INTRO TO PROOFS Complete Formula Sheet

COMPREHENSIVE REFERENCE
FOR MATHEMATICAL REASONING
Logic • Conditionals • Negations • Direct Proof • Contraposition • Contradiction • Cases • Induction • Sets • Functions
Logical Statements
Propositions
A statement that is either true or false.
Example: "2 + 2 = 4" (true)
Example: "5 > 10" (false)
Logical Connectives
AND ($\land$): Both true
OR ($\lor$): At least one true
NOT ($\neg$): Reverses truth
IMPLIES ($\implies$): $P \implies Q$
IFF ($\iff$): Both directions
Truth Tables & Equivalence
Basic Truth Table
$P$ $Q$ $P \land Q$ $P \lor Q$
T T T T
T F F T
F T F T
F F F F
Logical Equivalence
Two formulas with same truth table
Denoted: $P \equiv Q$ or $P \Leftrightarrow Q$
Conditionals & Biconditionals
Conditional $P \implies Q$
"If P then Q" — only false when P true, Q false
$P$ $Q$ $P \implies Q$
T T T
T F F
F T T
F F T
Biconditional $P \iff Q$
True when both have same truth value
Both true OR both false
$P \iff Q \equiv (P \implies Q) \land (Q \implies P)$
Negations
De Morgan's Laws
$\neg(P \land Q) \equiv \neg P \lor \neg Q$
$\neg(P \lor Q) \equiv \neg P \land \neg Q$
Negating Conditionals
$\neg(P \implies Q) \equiv P \land \neg Q$
Quantified Statements
$\neg(\forall x, P(x)) \equiv \exists x, \neg P(x)$
$\neg(\exists x, P(x)) \equiv \forall x, \neg P(x)$
Switch quantifiers AND negate property
Direct Proof
Goal: Prove $P \implies Q$
Structure
Assume $P$ is true
Use definitions, axioms, theorems
Derive $Q$ is true
Example
Prove: If $n$ is even, then $n^2$ is even.
Assume $n$ is even
Then $n = 2k$ for some integer $k$
$n^2 = (2k)^2 = 4k^2 = 2(2k^2)$ ✓
Proof by Contraposition
Principle
$P \implies Q \equiv \neg Q \implies \neg P$
Prove negation of conclusion implies negation of hypothesis
When to Use
Original direction hard to prove
Negations easier to work with
Example
Prove: If $n^2$ is even, then $n$ is even.
Contrapositive: If $n$ is odd, then $n^2$ is odd
$n = 2k+1 \implies n^2 = 4k^2 + 4k + 1$ (odd) ✓
Proof by Contradiction
Structure
Assume $\neg P$ (negate what you want to prove)
Derive a contradiction
Conclude $P$ must be true
Classic Example
$\sqrt{2}$ is irrational:
Assume $\sqrt{2} = \frac{p}{q}$ (rational)

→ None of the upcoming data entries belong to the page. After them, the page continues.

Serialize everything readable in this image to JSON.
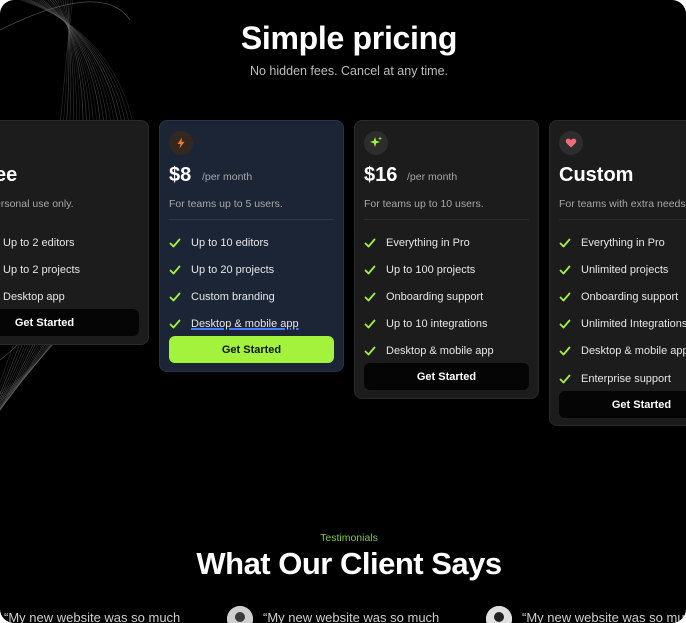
{
  "header": {
    "title": "Simple pricing",
    "subtitle": "No hidden fees. Cancel at any time."
  },
  "colors": {
    "accent": "#a3f33d",
    "background": "#000000",
    "card": "#1c1c1c",
    "card_highlight": "#1c2536"
  },
  "plans": [
    {
      "icon": "sparkle-icon",
      "price": "ee",
      "period": "",
      "description": "ersonal use only.",
      "features": [
        "Up to 2 editors",
        "Up to 2 projects",
        "Desktop app"
      ],
      "cta": "Get Started"
    },
    {
      "icon": "bolt-icon",
      "price": "$8",
      "period": "/per month",
      "description": "For teams up to 5 users.",
      "features": [
        "Up to 10 editors",
        "Up to 20 projects",
        "Custom branding",
        "Desktop & mobile app"
      ],
      "cta": "Get Started"
    },
    {
      "icon": "sparkle-icon",
      "price": "$16",
      "period": "/per month",
      "description": "For teams up to 10 users.",
      "features": [
        "Everything in Pro",
        "Up to 100 projects",
        "Onboarding support",
        "Up to 10 integrations",
        "Desktop & mobile app"
      ],
      "cta": "Get Started"
    },
    {
      "icon": "heart-icon",
      "price": "Custom",
      "period": "",
      "description": "For teams with extra needs.",
      "features": [
        "Everything in Pro",
        "Unlimited projects",
        "Onboarding support",
        "Unlimited Integrations",
        "Desktop & mobile app",
        "Enterprise support"
      ],
      "cta": "Get Started"
    }
  ],
  "testimonials": {
    "eyebrow": "Testimonials",
    "heading": "What Our Client Says",
    "quotes": [
      "“My new website was so much",
      "“My new website was so much",
      "“My new website was so much"
    ]
  }
}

Leads to both $p,q$ even (contradiction)
Therefore $\sqrt{2}$ is irrational ✓
Often used for infinitude arguments (primes, etc.)
Proof by Cases
Structure
Partition domain into exhaustive cases
Prove statement for each case
Union of cases covers all inputs
Example
Prove: For all $n \in \mathbb{Z}$, $n(n+1)$ is even
Case 1: $n$ even: $n = 2k$, so $n(n+1) = 2k(2k+1)$ (even)
Case 2: $n$ odd: $n+1$ even, so product is even ✓
Existence Proofs
Constructive
Explicitly find/construct the object
Example: "Prove there exists a prime > 1000"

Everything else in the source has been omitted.